Saat ini, Najib masih berstatus anggota UMNO. Namun, karena masih dipenjara, dia tidak bisa ikut pemilu tahun ini. Najib diproses hukum setelah koalisi Pakatan Harapan (PH) memenangi pemilu ke-14 pada 2018. Itu kali pertama sejak Malaysia merdeka, UMNO kalah dalam pemilu.
Hingga Selasa (11/10), Komisi Pemilihan Umum (KPU) Malaysia belum mengumumkan kapan pesta demokrasi itu digelar. Mereka akan bertemu pekan ini untuk membahas isu tersebut. Raja Malaysia Sultan Abdullah Ahmad Shah meminta KPU segera menggelar pemilu. Sebab, biasanya pada November–Maret terjadi musim hujan yang berpotensi banjir.
PM Ismail Sabri Yaakob sudah membubarkan parlemen pada Senin (10/10). Beberapa media lokal memperkirakan pemilu digelar paling cepat 5 November nanti. Tanggal cadangannya adalah 12 dan 19 November. Berdasar aturan di Malaysia, pemerintah harus menggelar pemilu 60 hari setelah parlemen dibubarkan.
Pada Pemilu 2018, parlemen dibubarkan 6 April. Empat hari kemudian, KPU mengumumkan tanggal pemilu, yakni 9 Mei. Tiap parpol bisa berkampanye selama 11 hari. Jika cara penghitungannya sama, tahun ini KPU akan mengumumkan tanggal pemilu pada Jumat (14/10). Nominasi calon yang ikut bakal dilakukan pada 1 November. Kemudian, sangat mungkin pemungutan suara terjadi pada 12 November.

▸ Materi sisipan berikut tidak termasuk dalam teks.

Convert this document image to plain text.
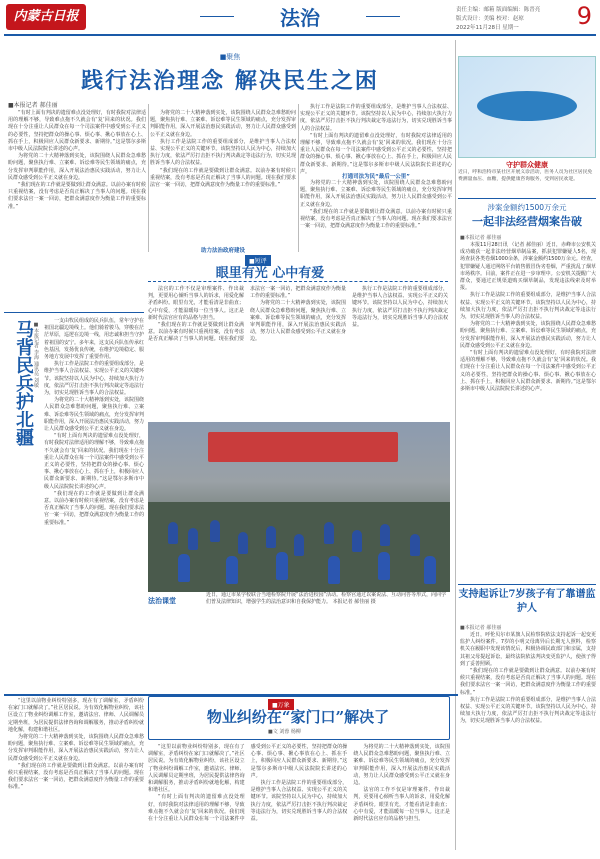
内蒙古日报	法治	责任主编：邮箱 版面编辑：陈晋亮
版式设计：美编 校对：赵琼
2022年11月28日 星期一	9
■聚焦
践行法治理念 解决民生之困
■本报记者 郝佳丽

“有时上面有判决的遗留难点没处理好，有时我院对法律适用的理解不够，导致难点拖不久就会有‘复’回来的状况。我们现在十分注重让人民群众在每一个司法案件中感受到公平正义的必要性，坚持把群众的操心事、烦心事、揪心事放在心上、抓在手上，积极回应人民群众新要求、新期待。”这是鄂尔多斯市中级人民法院院长讲述的心声。

为将党的二十大精神落到实处，该院围绕人民群众急难愁盼问题，聚焦执行难、立案难、诉讼难等民生领域的痛点，充分发挥审判职能作用，深入开展法治惠民实践活动，努力让人民群众感受到公平正义就在身边。

“我们现在的工作就是要做到让群众满意。以前办案有时候只重视结案，没有考虑是否真正解决了当事人的问题。现在我们要求法官一案一回访，把群众满意度作为衡量工作的重要标准。”

为将党的二十大精神落到实处，该院围绕人民群众急难愁盼问题，聚焦执行难、立案难、诉讼难等民生领域的痛点，充分发挥审判职能作用，深入开展法治惠民实践活动，努力让人民群众感受到公平正义就在身边。

执行工作是法院工作的重要组成部分，是维护当事人合法权益、实现公平正义的关键环节。该院坚持以人民为中心，持续加大执行力度，依法严厉打击拒不执行判决裁定等违法行为，切实兑现胜诉当事人的合法权益。

“我们现在的工作就是要做到让群众满意。以前办案有时候只重视结案，没有考虑是否真正解决了当事人的问题。现在我们要求法官一案一回访，把群众满意度作为衡量工作的重要标准。”

执行工作是法院工作的重要组成部分，是维护当事人合法权益、实现公平正义的关键环节。该院坚持以人民为中心，持续加大执行力度，依法严厉打击拒不执行判决裁定等违法行为，切实兑现胜诉当事人的合法权益。

“有时上面有判决的遗留难点没处理好，有时我院对法律适用的理解不够，导致难点拖不久就会有‘复’回来的状况。我们现在十分注重让人民群众在每一个司法案件中感受到公平正义的必要性，坚持把群众的操心事、烦心事、揪心事放在心上、抓在手上，积极回应人民群众新要求、新期待。”这是鄂尔多斯市中级人民法院院长讲述的心声。

打通司法为民“最后一公里”

为将党的二十大精神落到实处，该院围绕人民群众急难愁盼问题，聚焦执行难、立案难、诉讼难等民生领域的痛点，充分发挥审判职能作用，深入开展法治惠民实践活动，努力让人民群众感受到公平正义就在身边。

“我们现在的工作就是要做到让群众满意。以前办案有时候只重视结案，没有考虑是否真正解决了当事人的问题。现在我们要求法官一案一回访，把群众满意度作为衡量工作的重要标准。”

助力法治政府建设
马背民兵护北疆 ■本报记者 李海 通讯员 刘敏

一支由牧民组成的民兵队伍，常年守护在祖国北疆边境线上。他们骑着骏马，穿梭在茫茫草原，巡逻在边境一线，用忠诚和担当守护着祖国的安宁。多年来，这支民兵队伍传承红色基因，发扬优良传统，在维护边境稳定、服务地方发展中发挥了重要作用。

执行工作是法院工作的重要组成部分，是维护当事人合法权益、实现公平正义的关键环节。该院坚持以人民为中心，持续加大执行力度，依法严厉打击拒不执行判决裁定等违法行为，切实兑现胜诉当事人的合法权益。

为将党的二十大精神落到实处，该院围绕人民群众急难愁盼问题，聚焦执行难、立案难、诉讼难等民生领域的痛点，充分发挥审判职能作用，深入开展法治惠民实践活动，努力让人民群众感受到公平正义就在身边。

“有时上面有判决的遗留难点没处理好，有时我院对法律适用的理解不够，导致难点拖不久就会有‘复’回来的状况。我们现在十分注重让人民群众在每一个司法案件中感受到公平正义的必要性，坚持把群众的操心事、烦心事、揪心事放在心上、抓在手上，积极回应人民群众新要求、新期待。”这是鄂尔多斯市中级人民法院院长讲述的心声。

“我们现在的工作就是要做到让群众满意。以前办案有时候只重视结案，没有考虑是否真正解决了当事人的问题。现在我们要求法官一案一回访，把群众满意度作为衡量工作的重要标准。”

■短评
眼里有光 心中有爱

法官的工作不仅是审理案件、作出裁判，更要用心倾听当事人的诉求，用爱化解矛盾纠纷。眼里有光，才能看清是非曲直；心中有爱，才能温暖每一位当事人。这正是新时代法官应有的品格与担当。

“我们现在的工作就是要做到让群众满意。以前办案有时候只重视结案，没有考虑是否真正解决了当事人的问题。现在我们要求法官一案一回访，把群众满意度作为衡量工作的重要标准。”

为将党的二十大精神落到实处，该院围绕人民群众急难愁盼问题，聚焦执行难、立案难、诉讼难等民生领域的痛点，充分发挥审判职能作用，深入开展法治惠民实践活动，努力让人民群众感受到公平正义就在身边。

执行工作是法院工作的重要组成部分，是维护当事人合法权益、实现公平正义的关键环节。该院坚持以人民为中心，持续加大执行力度，依法严厉打击拒不执行判决裁定等违法行为，切实兑现胜诉当事人的合法权益。

法治课堂
近日，通辽市某学校联合当地检察院开展“法治进校园”活动。检察官通过以案说法、互动问答等形式，向同学们普及法律知识，增强学生的法治意识和自我保护能力。 本报记者 郝佳丽 摄
守护群众健康
近日，呼和浩特市某社区开展义诊活动，医务人员为社区居民免费测量血压、血糖，提供健康咨询服务，受到居民欢迎。
涉案金额约1500万余元
一起非法经营烟案告破
■本报记者 郝佳丽

本报11月28日讯 （记者 郝佳丽）近日，赤峰市公安机关成功破获一起非法经营烟草制品案，抓获犯罪嫌疑人5名，现场查获各类卷烟1000余条，涉案金额约1500万余元。经查，犯罪嫌疑人通过网络平台销售假冒伪劣卷烟，严重扰乱了烟草市场秩序。目前，案件正在进一步审理中。公安机关提醒广大群众，要通过正规渠道购买烟草制品，发现违法线索及时举报。

执行工作是法院工作的重要组成部分，是维护当事人合法权益、实现公平正义的关键环节。该院坚持以人民为中心，持续加大执行力度，依法严厉打击拒不执行判决裁定等违法行为，切实兑现胜诉当事人的合法权益。

为将党的二十大精神落到实处，该院围绕人民群众急难愁盼问题，聚焦执行难、立案难、诉讼难等民生领域的痛点，充分发挥审判职能作用，深入开展法治惠民实践活动，努力让人民群众感受到公平正义就在身边。

“有时上面有判决的遗留难点没处理好，有时我院对法律适用的理解不够，导致难点拖不久就会有‘复’回来的状况。我们现在十分注重让人民群众在每一个司法案件中感受到公平正义的必要性，坚持把群众的操心事、烦心事、揪心事放在心上、抓在手上，积极回应人民群众新要求、新期待。”这是鄂尔多斯市中级人民法院院长讲述的心声。

支持起诉让7岁孩子有了靠谱监护人
■本报记者 郝佳丽

近日，呼伦贝尔市某旗人民检察院依法支持起诉一起变更监护人纠纷案件。7岁的小明父母离异后长期无人照料，检察机关在履职中发现该情况后，积极协调民政部门和亲属，支持其祖父母提起诉讼，最终法院依法判决变更监护人，使孩子得到了妥善照顾。

“我们现在的工作就是要做到让群众满意。以前办案有时候只重视结案，没有考虑是否真正解决了当事人的问题。现在我们要求法官一案一回访，把群众满意度作为衡量工作的重要标准。”

执行工作是法院工作的重要组成部分，是维护当事人合法权益、实现公平正义的关键环节。该院坚持以人民为中心，持续加大执行力度，依法严厉打击拒不执行判决裁定等违法行为，切实兑现胜诉当事人的合法权益。

“这里以前物业纠纷特别多，现在有了调解室，矛盾纠纷在家门口就解决了。”社区居民说。为有效化解物业纠纷，该社区设立了物业纠纷调解工作室，邀请法官、律师、人民调解员定期坐班，为居民提供法律咨询和调解服务，推动矛盾纠纷就地化解，构建和谐社区。

为将党的二十大精神落到实处，该院围绕人民群众急难愁盼问题，聚焦执行难、立案难、诉讼难等民生领域的痛点，充分发挥审判职能作用，深入开展法治惠民实践活动，努力让人民群众感受到公平正义就在身边。

“我们现在的工作就是要做到让群众满意。以前办案有时候只重视结案，没有考虑是否真正解决了当事人的问题。现在我们要求法官一案一回访，把群众满意度作为衡量工作的重要标准。”

■万象
物业纠纷在“家门口”解决了
■文 刘蓉 杨柳

“这里以前物业纠纷特别多，现在有了调解室，矛盾纠纷在家门口就解决了。”社区居民说。为有效化解物业纠纷，该社区设立了物业纠纷调解工作室，邀请法官、律师、人民调解员定期坐班，为居民提供法律咨询和调解服务，推动矛盾纠纷就地化解，构建和谐社区。

“有时上面有判决的遗留难点没处理好，有时我院对法律适用的理解不够，导致难点拖不久就会有‘复’回来的状况。我们现在十分注重让人民群众在每一个司法案件中感受到公平正义的必要性，坚持把群众的操心事、烦心事、揪心事放在心上、抓在手上，积极回应人民群众新要求、新期待。”这是鄂尔多斯市中级人民法院院长讲述的心声。

执行工作是法院工作的重要组成部分，是维护当事人合法权益、实现公平正义的关键环节。该院坚持以人民为中心，持续加大执行力度，依法严厉打击拒不执行判决裁定等违法行为，切实兑现胜诉当事人的合法权益。

为将党的二十大精神落到实处，该院围绕人民群众急难愁盼问题，聚焦执行难、立案难、诉讼难等民生领域的痛点，充分发挥审判职能作用，深入开展法治惠民实践活动，努力让人民群众感受到公平正义就在身边。

法官的工作不仅是审理案件、作出裁判，更要用心倾听当事人的诉求，用爱化解矛盾纠纷。眼里有光，才能看清是非曲直；心中有爱，才能温暖每一位当事人。这正是新时代法官应有的品格与担当。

Sementara itu, harga saham Malaysia dan mata uang ringgit melemah sejak PM Ismail mengumumkan percepatan pemilu. Saham turun 1,6 persen. Perusahaan elektronik Inari Amertron, Press Metal Aluminium, dan Top Glove termasuk yang mengalami kerugian. Nilai mata uang ringgit juga turun 0,5 persen terhadap dolar AS.
Kepala Riset CGS-CIMB Malaysia Ivy Ng mengungkapkan, pemilu akan dipandang positif oleh pasar jika mampu mengembalikan stabilitas politik. Nah, dalam kasus di Malaysia, parlemen dibubarkan hanya tiga hari setelah mengajukan anggaran untuk tahun depan. Isi rencana anggaran itu adalah memotong pajak sambil tetap mempersempit defisit fiskal melalui subsidi yang lebih tepat sasaran.
Rencana anggaran tersebut harus diajukan lagi setelah pemilu digelar. Jika pemerintah Malaysia tidak mampu meloloskan anggaran 2023, itu bisa menjadi risiko utama yang dapat memicu aksi jual di bursa efek Malaysia, KLCI. ”Kami menyarankan investor untuk tetap defensif, mengingat ketidakpastian pemilu dan kekhawatiran atas resesi global,” tuturnya.